At 8:30 pm last Thursday I stood at the top of a pile of rocks 20 feet high…
Somewhere off the south coast of England. The rain was pouring down, the wind was at the gale force and my eldest son was hanging onto my leg, grinning from ear to ear.
Adlai had barely stopped talking since we left our holiday house in the pursuit of adventure – he’d had a new burst of energy at the prospect. We headed to the beach and found rocks piled up begging to be conquered. I hadn’t planned to go to the top but as we climbed from one rock to the next, avoiding increasingly precarious drops, our excitement grew and the sense of imminent glory was too great to turn back.
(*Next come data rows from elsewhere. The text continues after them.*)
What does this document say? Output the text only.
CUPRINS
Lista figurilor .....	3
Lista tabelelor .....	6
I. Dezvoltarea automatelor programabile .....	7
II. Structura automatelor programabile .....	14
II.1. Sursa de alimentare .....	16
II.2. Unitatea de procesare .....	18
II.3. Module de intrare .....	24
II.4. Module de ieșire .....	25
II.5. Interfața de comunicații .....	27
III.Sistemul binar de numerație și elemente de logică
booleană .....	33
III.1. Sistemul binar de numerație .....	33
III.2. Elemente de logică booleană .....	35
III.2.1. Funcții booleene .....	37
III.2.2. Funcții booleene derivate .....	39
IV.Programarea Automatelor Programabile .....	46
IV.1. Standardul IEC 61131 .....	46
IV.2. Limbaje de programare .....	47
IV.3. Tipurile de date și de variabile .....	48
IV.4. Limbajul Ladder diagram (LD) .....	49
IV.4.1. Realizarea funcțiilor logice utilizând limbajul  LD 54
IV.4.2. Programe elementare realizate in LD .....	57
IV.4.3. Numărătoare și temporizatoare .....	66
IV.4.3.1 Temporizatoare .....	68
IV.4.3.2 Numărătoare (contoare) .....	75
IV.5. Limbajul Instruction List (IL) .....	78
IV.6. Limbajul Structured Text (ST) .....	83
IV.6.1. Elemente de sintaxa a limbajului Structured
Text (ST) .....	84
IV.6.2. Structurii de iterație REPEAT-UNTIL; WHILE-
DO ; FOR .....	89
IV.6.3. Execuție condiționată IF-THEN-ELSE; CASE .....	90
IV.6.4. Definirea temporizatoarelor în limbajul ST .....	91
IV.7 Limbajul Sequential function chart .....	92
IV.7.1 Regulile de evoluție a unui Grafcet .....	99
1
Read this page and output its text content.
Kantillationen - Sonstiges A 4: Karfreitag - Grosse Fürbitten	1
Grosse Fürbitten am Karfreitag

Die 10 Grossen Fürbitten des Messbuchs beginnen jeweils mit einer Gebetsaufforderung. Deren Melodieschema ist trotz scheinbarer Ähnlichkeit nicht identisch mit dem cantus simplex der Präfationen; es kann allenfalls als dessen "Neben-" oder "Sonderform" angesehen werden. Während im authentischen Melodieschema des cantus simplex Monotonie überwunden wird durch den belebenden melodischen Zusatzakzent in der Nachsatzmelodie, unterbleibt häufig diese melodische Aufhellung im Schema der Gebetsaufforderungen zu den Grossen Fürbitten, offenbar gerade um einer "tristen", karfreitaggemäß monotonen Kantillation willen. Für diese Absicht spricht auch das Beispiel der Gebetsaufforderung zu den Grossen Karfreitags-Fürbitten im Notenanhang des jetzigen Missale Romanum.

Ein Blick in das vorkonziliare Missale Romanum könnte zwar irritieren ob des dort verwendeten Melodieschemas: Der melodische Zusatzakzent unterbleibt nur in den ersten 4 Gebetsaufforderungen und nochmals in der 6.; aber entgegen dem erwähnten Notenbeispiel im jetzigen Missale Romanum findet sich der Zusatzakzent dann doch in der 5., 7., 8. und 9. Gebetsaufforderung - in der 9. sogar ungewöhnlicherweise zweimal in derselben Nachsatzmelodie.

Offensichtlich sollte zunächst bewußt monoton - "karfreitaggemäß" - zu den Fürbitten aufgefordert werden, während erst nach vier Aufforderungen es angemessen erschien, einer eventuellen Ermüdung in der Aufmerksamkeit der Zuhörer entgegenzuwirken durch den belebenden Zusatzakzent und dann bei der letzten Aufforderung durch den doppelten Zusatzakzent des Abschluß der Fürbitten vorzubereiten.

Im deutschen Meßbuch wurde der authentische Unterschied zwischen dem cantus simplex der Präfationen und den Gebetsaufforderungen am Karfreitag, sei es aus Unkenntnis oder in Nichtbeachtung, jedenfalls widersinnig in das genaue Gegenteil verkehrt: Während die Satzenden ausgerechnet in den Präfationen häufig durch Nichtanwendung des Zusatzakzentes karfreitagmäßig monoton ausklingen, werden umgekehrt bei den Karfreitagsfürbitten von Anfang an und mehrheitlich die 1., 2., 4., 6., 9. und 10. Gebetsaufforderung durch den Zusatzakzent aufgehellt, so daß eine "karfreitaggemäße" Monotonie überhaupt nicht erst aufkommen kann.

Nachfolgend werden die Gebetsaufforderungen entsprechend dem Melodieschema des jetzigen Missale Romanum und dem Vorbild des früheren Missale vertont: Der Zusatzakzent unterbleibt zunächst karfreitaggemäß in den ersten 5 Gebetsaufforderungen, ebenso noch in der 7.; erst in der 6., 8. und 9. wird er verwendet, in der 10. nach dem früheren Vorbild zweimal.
We paused at the top – half admiring our own sense of greatness, half wondering how on earth we’d get down. Adlai had moments of concern but overall he left the worrying to me and concentrated on talking and comparing himself to every superhero he could think of. Getting down was more difficult then climbing up and the incoming tide added an element of urgency which left me relieved to be back on ‘solid’ sand. Adlai, though, immediately forgot about any of the danger he’d just faced and was keen to embark on another climb.
I’m learning that my boys are always looking for adventure – they love stories about it, watching movies about it and playing computer games about it. But most of all they love living it. I want to show my boys adventure in real life so they don’t spend their whole lives in TV shows and computer games looking for it. Sometimes parks and pretending to be Spiderman on the back of a sofa don’t cut it.
Sometimes only going into the wild will do.